Wednesday, March 20, 2013

Microsoft, Nice Mapping.

It’s ironic that I should start reading Donald A. Norman’s “The Design of Everyday Things” in the week I once again take up the struggle to install a video card in my computer. 


I thought at first, way back in January when the video card adventure started, that I had a bum card. In describing my symptoms to the card’s manufacturer, they agreed with my diagnosis. I sent the card back in for a refund.

Then, circumstances being what they are, I waited. Last night, about two months after my first failed attempt, I tried again with another, more powerful card. It met the specs of my computer – which with a 500-watt power supply and the necessary slot for the card – has what it needs to power the card.

Or not. 

Plugged the card in and nothing. Or, rather, the same symptoms as last time: No booting at all, just a blank screen. 

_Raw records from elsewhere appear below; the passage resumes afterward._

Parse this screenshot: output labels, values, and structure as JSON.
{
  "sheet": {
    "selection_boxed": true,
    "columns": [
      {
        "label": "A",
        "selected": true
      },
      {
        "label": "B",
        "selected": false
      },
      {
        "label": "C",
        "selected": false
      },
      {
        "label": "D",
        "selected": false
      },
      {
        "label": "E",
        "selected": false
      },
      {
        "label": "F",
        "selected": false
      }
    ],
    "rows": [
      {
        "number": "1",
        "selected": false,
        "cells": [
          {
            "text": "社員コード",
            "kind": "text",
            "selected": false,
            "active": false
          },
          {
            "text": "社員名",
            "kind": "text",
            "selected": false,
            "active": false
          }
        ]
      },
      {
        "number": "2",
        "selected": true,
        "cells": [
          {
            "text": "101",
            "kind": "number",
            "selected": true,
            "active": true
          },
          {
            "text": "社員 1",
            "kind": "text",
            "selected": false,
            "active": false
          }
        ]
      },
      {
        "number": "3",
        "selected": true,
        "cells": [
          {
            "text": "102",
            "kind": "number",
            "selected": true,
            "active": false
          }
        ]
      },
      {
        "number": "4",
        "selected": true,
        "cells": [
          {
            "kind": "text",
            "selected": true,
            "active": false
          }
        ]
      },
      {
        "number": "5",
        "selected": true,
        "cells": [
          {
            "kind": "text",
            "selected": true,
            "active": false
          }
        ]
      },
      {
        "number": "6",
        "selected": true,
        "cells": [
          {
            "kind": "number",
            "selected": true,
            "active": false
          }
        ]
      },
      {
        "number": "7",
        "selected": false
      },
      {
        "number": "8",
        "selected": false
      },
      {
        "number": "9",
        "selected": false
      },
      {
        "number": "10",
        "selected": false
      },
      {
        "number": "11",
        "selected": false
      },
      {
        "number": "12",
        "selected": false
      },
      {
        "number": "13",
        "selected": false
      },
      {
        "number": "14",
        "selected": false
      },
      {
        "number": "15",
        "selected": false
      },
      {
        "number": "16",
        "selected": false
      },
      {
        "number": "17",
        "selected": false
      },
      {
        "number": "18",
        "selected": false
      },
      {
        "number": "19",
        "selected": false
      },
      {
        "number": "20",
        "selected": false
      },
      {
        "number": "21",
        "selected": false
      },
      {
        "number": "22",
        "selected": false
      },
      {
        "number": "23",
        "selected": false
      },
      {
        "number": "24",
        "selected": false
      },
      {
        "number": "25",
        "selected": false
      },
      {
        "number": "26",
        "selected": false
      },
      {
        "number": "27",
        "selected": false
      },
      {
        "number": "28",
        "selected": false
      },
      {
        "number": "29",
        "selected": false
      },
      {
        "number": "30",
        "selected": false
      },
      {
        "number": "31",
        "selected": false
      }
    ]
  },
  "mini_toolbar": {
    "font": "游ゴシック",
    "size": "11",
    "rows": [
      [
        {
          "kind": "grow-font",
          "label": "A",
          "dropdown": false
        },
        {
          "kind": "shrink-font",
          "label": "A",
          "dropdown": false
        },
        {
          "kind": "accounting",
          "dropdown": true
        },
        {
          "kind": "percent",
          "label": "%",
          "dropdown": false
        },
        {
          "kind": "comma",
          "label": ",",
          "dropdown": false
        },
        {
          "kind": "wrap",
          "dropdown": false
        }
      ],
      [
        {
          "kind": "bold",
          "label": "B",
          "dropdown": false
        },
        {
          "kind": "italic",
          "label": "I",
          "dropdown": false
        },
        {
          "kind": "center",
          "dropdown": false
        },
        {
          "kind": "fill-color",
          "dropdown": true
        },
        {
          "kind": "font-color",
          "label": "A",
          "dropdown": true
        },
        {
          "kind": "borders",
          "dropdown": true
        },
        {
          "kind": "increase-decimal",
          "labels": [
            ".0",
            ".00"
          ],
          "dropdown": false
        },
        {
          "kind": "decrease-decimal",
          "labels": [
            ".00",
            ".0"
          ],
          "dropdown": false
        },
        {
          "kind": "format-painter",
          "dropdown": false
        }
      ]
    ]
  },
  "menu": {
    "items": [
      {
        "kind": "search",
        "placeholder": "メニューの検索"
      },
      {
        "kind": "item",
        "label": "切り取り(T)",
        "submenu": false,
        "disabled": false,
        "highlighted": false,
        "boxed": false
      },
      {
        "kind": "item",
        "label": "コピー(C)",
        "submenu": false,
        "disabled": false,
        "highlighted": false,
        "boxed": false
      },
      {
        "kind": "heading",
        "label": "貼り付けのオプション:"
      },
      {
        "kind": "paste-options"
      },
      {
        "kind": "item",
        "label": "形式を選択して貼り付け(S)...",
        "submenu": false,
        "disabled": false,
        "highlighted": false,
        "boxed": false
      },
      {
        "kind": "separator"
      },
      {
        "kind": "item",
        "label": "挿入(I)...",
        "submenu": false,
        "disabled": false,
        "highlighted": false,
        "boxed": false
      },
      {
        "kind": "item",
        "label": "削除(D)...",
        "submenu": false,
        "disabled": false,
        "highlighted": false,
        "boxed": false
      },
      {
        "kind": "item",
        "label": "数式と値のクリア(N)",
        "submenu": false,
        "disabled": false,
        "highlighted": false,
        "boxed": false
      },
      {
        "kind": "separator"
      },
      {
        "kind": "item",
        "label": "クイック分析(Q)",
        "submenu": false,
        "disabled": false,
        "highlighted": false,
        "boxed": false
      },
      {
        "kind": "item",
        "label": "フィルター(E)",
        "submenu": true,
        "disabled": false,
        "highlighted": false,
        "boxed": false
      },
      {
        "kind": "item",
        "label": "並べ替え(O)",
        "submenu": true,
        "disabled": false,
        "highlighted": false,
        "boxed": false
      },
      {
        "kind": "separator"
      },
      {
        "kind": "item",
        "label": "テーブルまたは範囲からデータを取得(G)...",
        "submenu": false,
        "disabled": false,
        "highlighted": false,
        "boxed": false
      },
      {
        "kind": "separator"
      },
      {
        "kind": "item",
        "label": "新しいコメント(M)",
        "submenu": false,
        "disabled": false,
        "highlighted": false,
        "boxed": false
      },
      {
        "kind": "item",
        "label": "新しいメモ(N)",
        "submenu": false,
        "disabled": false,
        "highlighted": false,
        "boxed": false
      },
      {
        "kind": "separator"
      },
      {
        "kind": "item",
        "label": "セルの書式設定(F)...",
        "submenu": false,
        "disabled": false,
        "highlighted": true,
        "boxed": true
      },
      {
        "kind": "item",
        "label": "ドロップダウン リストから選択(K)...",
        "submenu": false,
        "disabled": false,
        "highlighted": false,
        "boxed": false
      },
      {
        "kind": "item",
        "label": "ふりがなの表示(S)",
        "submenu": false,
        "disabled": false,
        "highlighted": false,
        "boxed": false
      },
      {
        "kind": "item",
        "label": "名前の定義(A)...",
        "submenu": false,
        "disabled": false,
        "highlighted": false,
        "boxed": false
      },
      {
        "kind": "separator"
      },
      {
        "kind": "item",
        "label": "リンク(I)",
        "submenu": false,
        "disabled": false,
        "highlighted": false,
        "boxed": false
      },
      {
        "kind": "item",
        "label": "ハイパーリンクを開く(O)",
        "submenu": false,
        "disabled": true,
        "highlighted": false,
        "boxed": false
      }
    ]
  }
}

This time, the card came with instructions. Weenie, one-size-fits-almost-all instructions, yes, but instructions nonetheless. I followed them. And nothing. 

So to the Googleplex I went, not hoping for much. 

Until I found this – It is, as I suspected in January, a Windows 8 thing, but not an incompatibility, but a change in the computer’s fundamental firmware architecture that adds a completely invisible step to the process of installing a video card.* Part of the program the computer uses to invisibly regulate hardware has to be altered in order to let an aftermarket hardware – interior to the machine – be added. 

Frustration beyond belief.

Here’s where Norman comes in.

A bit of machinery, properly designed, should have visible means of communicating with its user. Buttons should have one function. Services should not have to be activated through the application of a complex bit of number-punching or button-pushing. And what visible signals the machine gives should make it evident what went wrong, or what isn’t working. 

As it is, the only indication I will have that tonight’s trick to install this video card actually works is if I can get dual monitors set up. Otherwise, I’m stuck at the black screen which tells me, yeah, something’s wrong, but darned if I know what it is.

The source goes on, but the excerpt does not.